CQRS/ES on Kafka Streams: Idempotent Projections for Out-of-Order Events

17 min read
Goh Ling Yong
Technology enthusiast and software architect specializing in AI-driven development tools and modern software engineering practices. Passionate about the intersection of artificial intelligence and human creativity in building tomorrow's digital solutions.

The Unspoken Assumption: Order in Event-Sourced Systems

In the canonical representation of Command Query Responsibility Segregation (CQRS) with Event Sourcing (ES), we envision a pristine, ordered log of domain events. Commands are validated, producing events that are immutably appended to an aggregate's stream. Projections, our read-side models, are built by consuming this stream in the exact order of occurrence. ItemAddedToCart is processed before CartCheckedOut; OrderCreated before OrderShipped.

This works beautifully on a whiteboard. In a distributed production environment using a broker like Apache Kafka, this assumption is not just fragile—it's demonstrably false. Sources of disorder are numerous:

* Producer Retries: A producer attempts to send Event_V2. The request times out, but the broker actually received and committed it. The producer's retry mechanism sends Event_V2 again. The consumer now sees a duplicate.

* Network Latency: Two producers on different nodes commit Event_V3 and Event_V4 for the same aggregate. Due to network conditions, the broker receives and logs Event_V4 before Event_V3.

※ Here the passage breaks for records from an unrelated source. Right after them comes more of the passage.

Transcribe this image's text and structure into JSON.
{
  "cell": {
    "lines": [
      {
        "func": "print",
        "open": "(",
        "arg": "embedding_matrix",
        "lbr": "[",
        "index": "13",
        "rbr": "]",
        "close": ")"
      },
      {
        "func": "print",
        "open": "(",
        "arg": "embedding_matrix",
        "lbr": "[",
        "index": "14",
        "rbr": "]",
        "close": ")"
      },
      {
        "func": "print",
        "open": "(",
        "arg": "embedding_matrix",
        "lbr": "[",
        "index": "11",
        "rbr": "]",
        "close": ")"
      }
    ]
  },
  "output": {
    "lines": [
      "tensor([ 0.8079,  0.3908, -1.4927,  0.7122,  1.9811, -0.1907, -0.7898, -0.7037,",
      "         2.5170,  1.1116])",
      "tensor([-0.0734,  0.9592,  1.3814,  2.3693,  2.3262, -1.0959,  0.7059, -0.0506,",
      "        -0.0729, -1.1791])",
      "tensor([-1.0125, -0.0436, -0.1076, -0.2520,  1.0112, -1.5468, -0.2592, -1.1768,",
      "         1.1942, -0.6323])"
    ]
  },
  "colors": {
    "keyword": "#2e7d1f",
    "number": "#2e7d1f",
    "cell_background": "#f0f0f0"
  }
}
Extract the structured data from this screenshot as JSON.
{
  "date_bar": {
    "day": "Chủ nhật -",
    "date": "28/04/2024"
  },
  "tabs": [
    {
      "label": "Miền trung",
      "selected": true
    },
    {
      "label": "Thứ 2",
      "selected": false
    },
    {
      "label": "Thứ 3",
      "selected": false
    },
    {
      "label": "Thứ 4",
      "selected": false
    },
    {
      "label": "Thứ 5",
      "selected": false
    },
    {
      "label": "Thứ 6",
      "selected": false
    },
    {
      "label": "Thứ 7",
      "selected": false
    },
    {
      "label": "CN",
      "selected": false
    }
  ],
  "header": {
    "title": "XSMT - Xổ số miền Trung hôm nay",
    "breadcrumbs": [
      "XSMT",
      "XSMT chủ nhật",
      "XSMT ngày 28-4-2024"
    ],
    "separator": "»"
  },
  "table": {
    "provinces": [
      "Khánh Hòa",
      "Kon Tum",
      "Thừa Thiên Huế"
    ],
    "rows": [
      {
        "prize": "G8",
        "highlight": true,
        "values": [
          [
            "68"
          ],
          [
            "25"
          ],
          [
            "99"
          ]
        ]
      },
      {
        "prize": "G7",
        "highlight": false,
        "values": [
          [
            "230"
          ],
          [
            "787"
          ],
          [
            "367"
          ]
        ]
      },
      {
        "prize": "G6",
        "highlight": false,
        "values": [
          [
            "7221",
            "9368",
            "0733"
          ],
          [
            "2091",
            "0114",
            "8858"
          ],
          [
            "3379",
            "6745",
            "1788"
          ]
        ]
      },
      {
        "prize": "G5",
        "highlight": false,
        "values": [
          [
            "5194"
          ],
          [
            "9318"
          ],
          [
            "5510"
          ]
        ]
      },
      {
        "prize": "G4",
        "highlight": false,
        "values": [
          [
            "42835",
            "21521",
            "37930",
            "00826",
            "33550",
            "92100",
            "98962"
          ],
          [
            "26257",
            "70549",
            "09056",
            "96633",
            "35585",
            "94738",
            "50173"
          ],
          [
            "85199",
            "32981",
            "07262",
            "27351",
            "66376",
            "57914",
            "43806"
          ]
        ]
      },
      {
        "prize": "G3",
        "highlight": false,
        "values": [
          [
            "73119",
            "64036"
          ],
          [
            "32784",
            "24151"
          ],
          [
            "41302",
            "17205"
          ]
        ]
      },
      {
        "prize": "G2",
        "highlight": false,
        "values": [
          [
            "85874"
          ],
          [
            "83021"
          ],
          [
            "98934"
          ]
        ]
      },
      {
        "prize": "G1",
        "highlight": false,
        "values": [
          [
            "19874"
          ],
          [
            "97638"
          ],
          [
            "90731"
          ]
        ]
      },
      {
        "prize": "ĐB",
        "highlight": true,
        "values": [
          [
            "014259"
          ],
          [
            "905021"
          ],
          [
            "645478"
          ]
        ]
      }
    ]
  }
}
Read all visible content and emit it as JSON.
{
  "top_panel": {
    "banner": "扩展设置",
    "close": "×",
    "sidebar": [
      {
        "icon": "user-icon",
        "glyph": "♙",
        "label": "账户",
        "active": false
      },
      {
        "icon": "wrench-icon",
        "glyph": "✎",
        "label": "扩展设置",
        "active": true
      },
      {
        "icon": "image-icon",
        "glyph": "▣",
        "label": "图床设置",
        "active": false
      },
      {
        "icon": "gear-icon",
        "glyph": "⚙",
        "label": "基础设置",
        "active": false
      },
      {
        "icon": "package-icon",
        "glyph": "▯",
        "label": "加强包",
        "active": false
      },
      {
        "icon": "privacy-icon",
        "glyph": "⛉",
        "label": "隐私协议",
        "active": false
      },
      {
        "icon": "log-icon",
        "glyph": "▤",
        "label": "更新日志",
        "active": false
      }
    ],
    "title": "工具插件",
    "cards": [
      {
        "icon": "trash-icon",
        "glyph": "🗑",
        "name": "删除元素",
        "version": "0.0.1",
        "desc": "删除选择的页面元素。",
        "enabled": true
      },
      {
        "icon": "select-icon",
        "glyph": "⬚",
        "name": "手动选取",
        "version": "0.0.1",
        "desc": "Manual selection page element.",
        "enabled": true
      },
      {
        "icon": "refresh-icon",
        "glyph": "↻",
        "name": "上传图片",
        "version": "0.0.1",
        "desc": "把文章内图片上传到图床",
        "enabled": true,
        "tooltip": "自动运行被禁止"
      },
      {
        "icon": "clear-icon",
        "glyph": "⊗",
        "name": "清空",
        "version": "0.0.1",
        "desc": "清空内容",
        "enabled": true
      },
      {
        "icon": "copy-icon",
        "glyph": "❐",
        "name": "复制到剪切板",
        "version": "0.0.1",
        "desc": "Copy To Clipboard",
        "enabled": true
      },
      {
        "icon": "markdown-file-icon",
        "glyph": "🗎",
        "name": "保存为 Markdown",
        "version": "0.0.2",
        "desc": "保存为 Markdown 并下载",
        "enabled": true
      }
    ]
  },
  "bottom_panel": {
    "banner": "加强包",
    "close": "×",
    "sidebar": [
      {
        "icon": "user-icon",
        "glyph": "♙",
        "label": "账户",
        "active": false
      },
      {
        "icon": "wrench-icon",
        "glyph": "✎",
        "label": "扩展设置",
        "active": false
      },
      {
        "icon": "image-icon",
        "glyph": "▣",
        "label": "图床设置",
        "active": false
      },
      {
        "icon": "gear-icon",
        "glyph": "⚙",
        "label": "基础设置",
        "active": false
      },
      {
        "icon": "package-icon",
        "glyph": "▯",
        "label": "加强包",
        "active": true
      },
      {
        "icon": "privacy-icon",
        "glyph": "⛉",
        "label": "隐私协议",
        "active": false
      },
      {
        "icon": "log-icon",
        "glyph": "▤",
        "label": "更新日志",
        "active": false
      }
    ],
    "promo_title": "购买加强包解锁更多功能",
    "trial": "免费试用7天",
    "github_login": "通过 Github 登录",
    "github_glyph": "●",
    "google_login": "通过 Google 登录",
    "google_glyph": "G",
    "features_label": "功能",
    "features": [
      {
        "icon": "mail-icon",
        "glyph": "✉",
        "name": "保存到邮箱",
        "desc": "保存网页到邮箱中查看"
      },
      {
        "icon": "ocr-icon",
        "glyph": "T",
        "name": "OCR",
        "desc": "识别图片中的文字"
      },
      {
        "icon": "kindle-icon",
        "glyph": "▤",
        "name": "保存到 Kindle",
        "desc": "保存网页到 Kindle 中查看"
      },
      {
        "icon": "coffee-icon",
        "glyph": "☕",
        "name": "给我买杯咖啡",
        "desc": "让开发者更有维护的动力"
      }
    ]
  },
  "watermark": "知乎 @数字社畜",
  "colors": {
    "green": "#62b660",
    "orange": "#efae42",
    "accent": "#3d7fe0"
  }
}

* Broker Partition Leadership Changes: A partition leader fails, and a follower with a slight replication lag is elected as the new leader. Events that were acknowledged by the old leader but not yet replicated may be lost or appear later.

Idempotent Producer Settings (enable.idempotence=true): While this prevents duplicates from a single* producer session, it doesn't solve out-of-order issues across producer restarts or from multiple application instances producing events for the same aggregate.

When a naive projection processor encounters an out-of-order event, the result is state corruption. Imagine processing an OrderShipped event for an order that, according to the projection's current state, hasn't even been created yet. This leads to failed updates, inconsistent data, and critical business logic failures.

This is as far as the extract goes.